I like reading stuff about America's obsession with over-the-top celebrations (bar and bat mitzvahs, weddings, sweet sixteens, and of course, prom!). I did not go to prom. I always thought it silly (Okay, okay! Let's ignore the fact I was not asked by a member of the opposite sex, jeez!). Now, if you wear a cheap dress and take it for what it's worth (a dance to cap off your high school years) I have no problem with proms. The thing is, most people I knew in my graduating class took it as the second coming. They spent no less than four months preparing for this blessed event. They tanned for months (my co-workers who tan know how I feel about this, because I always heckle them as they skirt out the door). They get their hair, make-up, and nails done, too. I just never had any...craving to do this. What work it entails!

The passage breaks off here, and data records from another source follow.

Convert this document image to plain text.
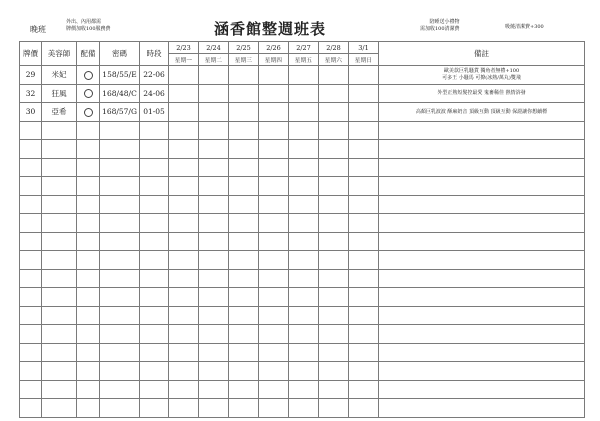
晚班
外出、內用都需
牌價加收100服務費	涵香館整週班表	陪睡送小禮物
需加收100清潔費	吸燒清潔費+300
牌價	美容師	配備	密碼	時段	2/23	2/24	2/25	2/26	2/27	2/28	3/1	備註
					星期一	星期二	星期三	星期四	星期五	星期六	星期日	
29	米妃		158/55/E	22-06								歐美款巨乳騷貨 獨角者無禮+100
可多王 小騷馬 可撩(冰熱/萬丸)雙飛

32	狂風		168/48/C	24-06								外型正熟短髮控最愛 鬼畜稀佳 熱情浴發

30	亞希		168/57/G	01-05								高顏巨乳波波 酥麻奶音 頂級互動 頂級互動 保證讓你想續標
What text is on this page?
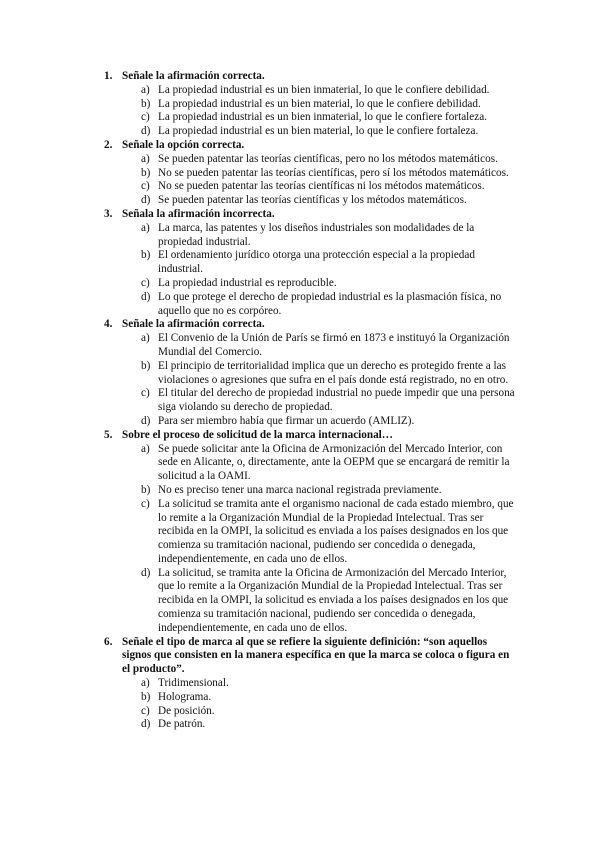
1. Señale la afirmación correcta.
a) La propiedad industrial es un bien inmaterial, lo que le confiere debilidad.
b) La propiedad industrial es un bien material, lo que le confiere debilidad.
c) La propiedad industrial es un bien inmaterial, lo que le confiere fortaleza.
d) La propiedad industrial es un bien material, lo que le confiere fortaleza.
2. Señale la opción correcta.
a) Se pueden patentar las teorías científicas, pero no los métodos matemáticos.
b) No se pueden patentar las teorías científicas, pero sí los métodos matemáticos.
c) No se pueden patentar las teorías científicas ni los métodos matemáticos.
d) Se pueden patentar las teorías científicas y los métodos matemáticos.
3. Señala la afirmación incorrecta.
a) La marca, las patentes y los diseños industriales son modalidades de la
propiedad industrial.
b) El ordenamiento jurídico otorga una protección especial a la propiedad
industrial.
c) La propiedad industrial es reproducible.
d) Lo que protege el derecho de propiedad industrial es la plasmación física, no
aquello que no es corpóreo.
4. Señale la afirmación correcta.
a) El Convenio de la Unión de París se firmó en 1873 e instituyó la Organización
Mundial del Comercio.
b) El principio de territorialidad implica que un derecho es protegido frente a las
violaciones o agresiones que sufra en el país donde está registrado, no en otro.
c) El titular del derecho de propiedad industrial no puede impedir que una persona
siga violando su derecho de propiedad.
d) Para ser miembro había que firmar un acuerdo (AMLIZ).
5. Sobre el proceso de solicitud de la marca internacional…
a) Se puede solicitar ante la Oficina de Armonización del Mercado Interior, con
sede en Alicante, o, directamente, ante la OEPM que se encargará de remitir la
solicitud a la OAMI.
b) No es preciso tener una marca nacional registrada previamente.
c) La solicitud se tramita ante el organismo nacional de cada estado miembro, que
lo remite a la Organización Mundial de la Propiedad Intelectual. Tras ser
recibida en la OMPI, la solicitud es enviada a los países designados en los que
comienza su tramitación nacional, pudiendo ser concedida o denegada,
independientemente, en cada uno de ellos.
d) La solicitud, se tramita ante la Oficina de Armonización del Mercado Interior,
que lo remite a la Organización Mundial de la Propiedad Intelectual. Tras ser
recibida en la OMPI, la solicitud es enviada a los países designados en los que
comienza su tramitación nacional, pudiendo ser concedida o denegada,
independientemente, en cada uno de ellos.
6. Señale el tipo de marca al que se refiere la siguiente definición: “son aquellos
signos que consisten en la manera específica en que la marca se coloca o figura en
el producto”.
a) Tridimensional.
b) Holograma.
c) De posición.
d) De patrón.
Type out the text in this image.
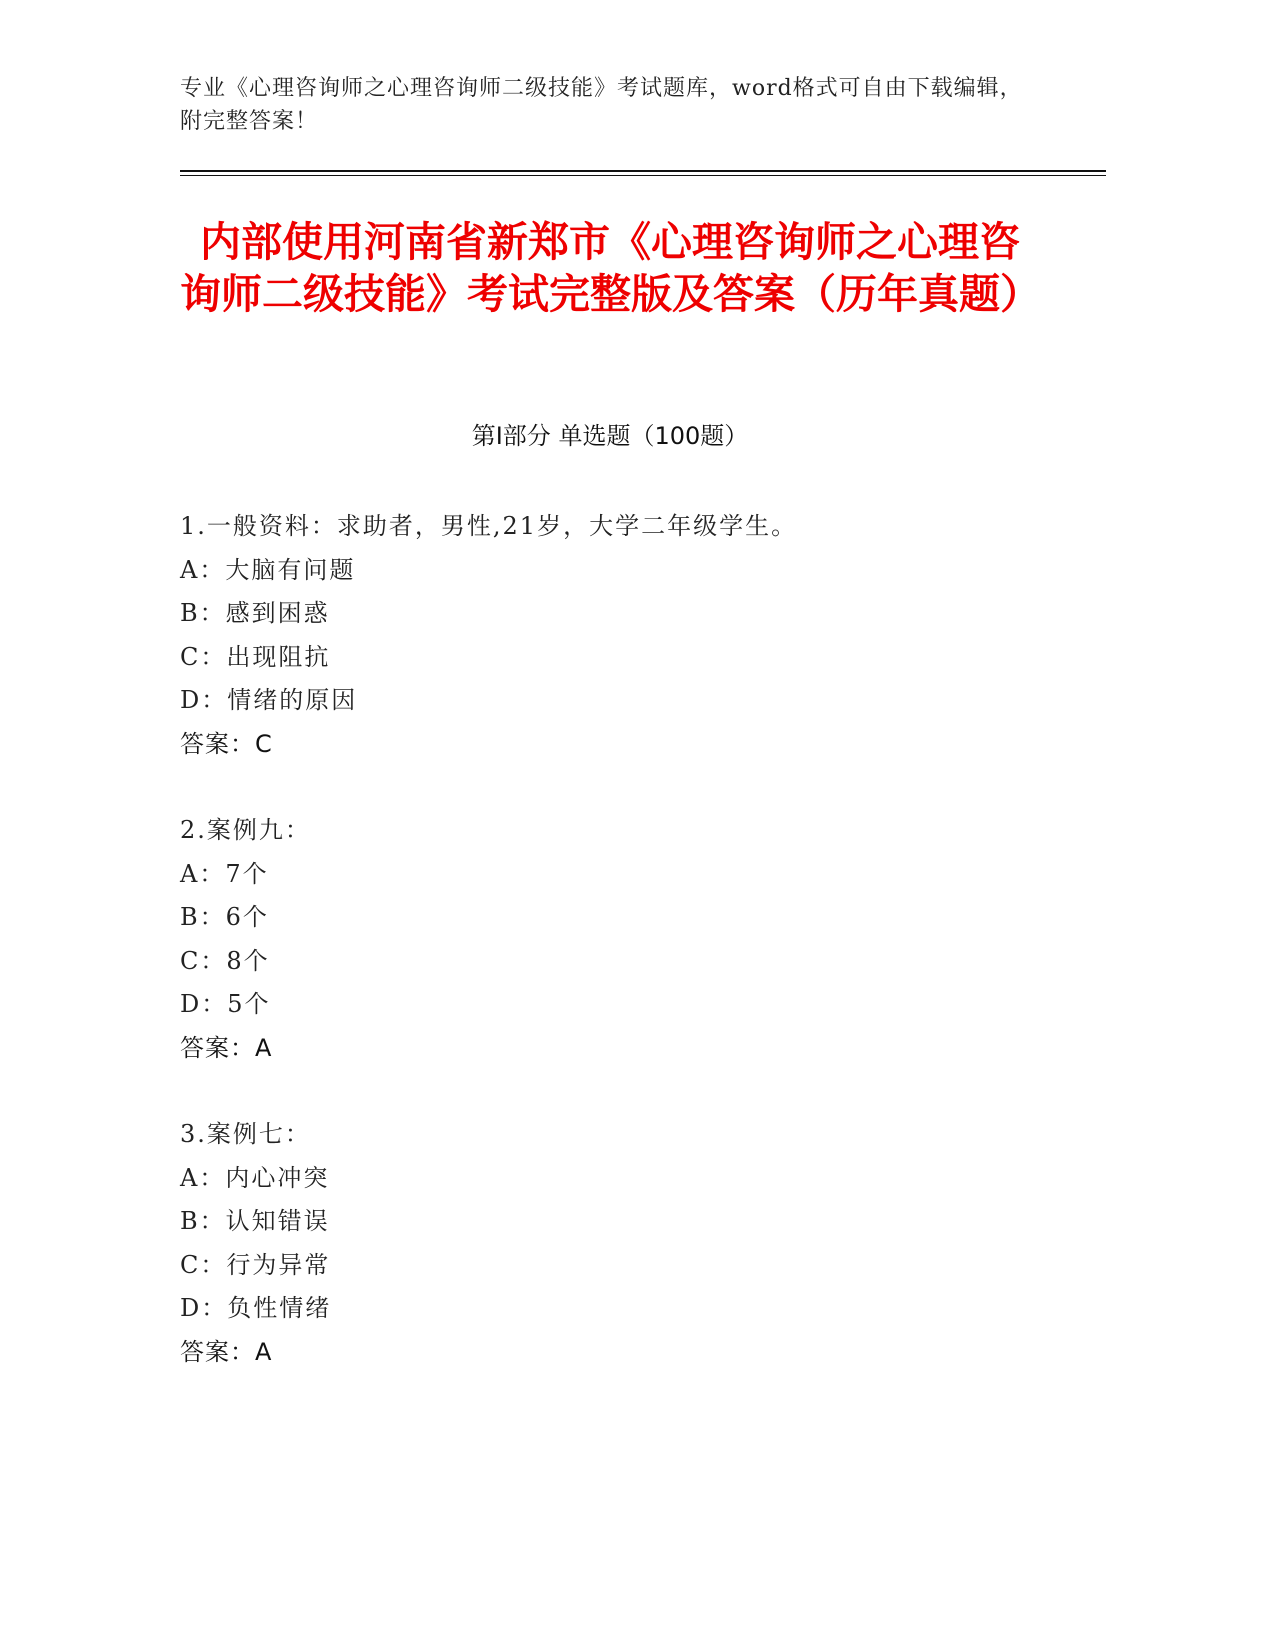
专业《心理咨询师之心理咨询师二级技能》考试题库，word格式可自由下载编辑，附完整答案！
内部使用河南省新郑市《心理咨询师之心理咨询师二级技能》考试完整版及答案（历年真题）
第Ⅰ部分 单选题（100题）
1.一般资料：求助者，男性,21岁，大学二年级学生。
A：大脑有问题
B：感到困惑
C：出现阻抗
D：情绪的原因
答案：C
2.案例九：
A：7个
B：6个
C：8个
D：5个
答案：A
3.案例七：
A：内心冲突
B：认知错误
C：行为异常
D：负性情绪
答案：A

I'd have to listen endlessly about emotionally-wrought decisions like, "I just don't know if mauve works for me, and Jessica said she was wearing mauve too!" and, "I am thinking of wearing this sparkly lotion but I don't want to look slutty; Kathryn, do you think Brian will like this lotion?" Of course, I think "Brian" had things on his mind other than lotion, if you get my drift. So I did what any girl not going to prom did: I hid out in the school newspaper and band rooms for the four months leading up to the prom and on the night of I worked dishing ice and custard at Rita's Italian Ice as I watched their stretch limos whiz by.

Even as the recession forces families to redefine their financial priorities, most are still willing to pay for an event they consider a rite of passage.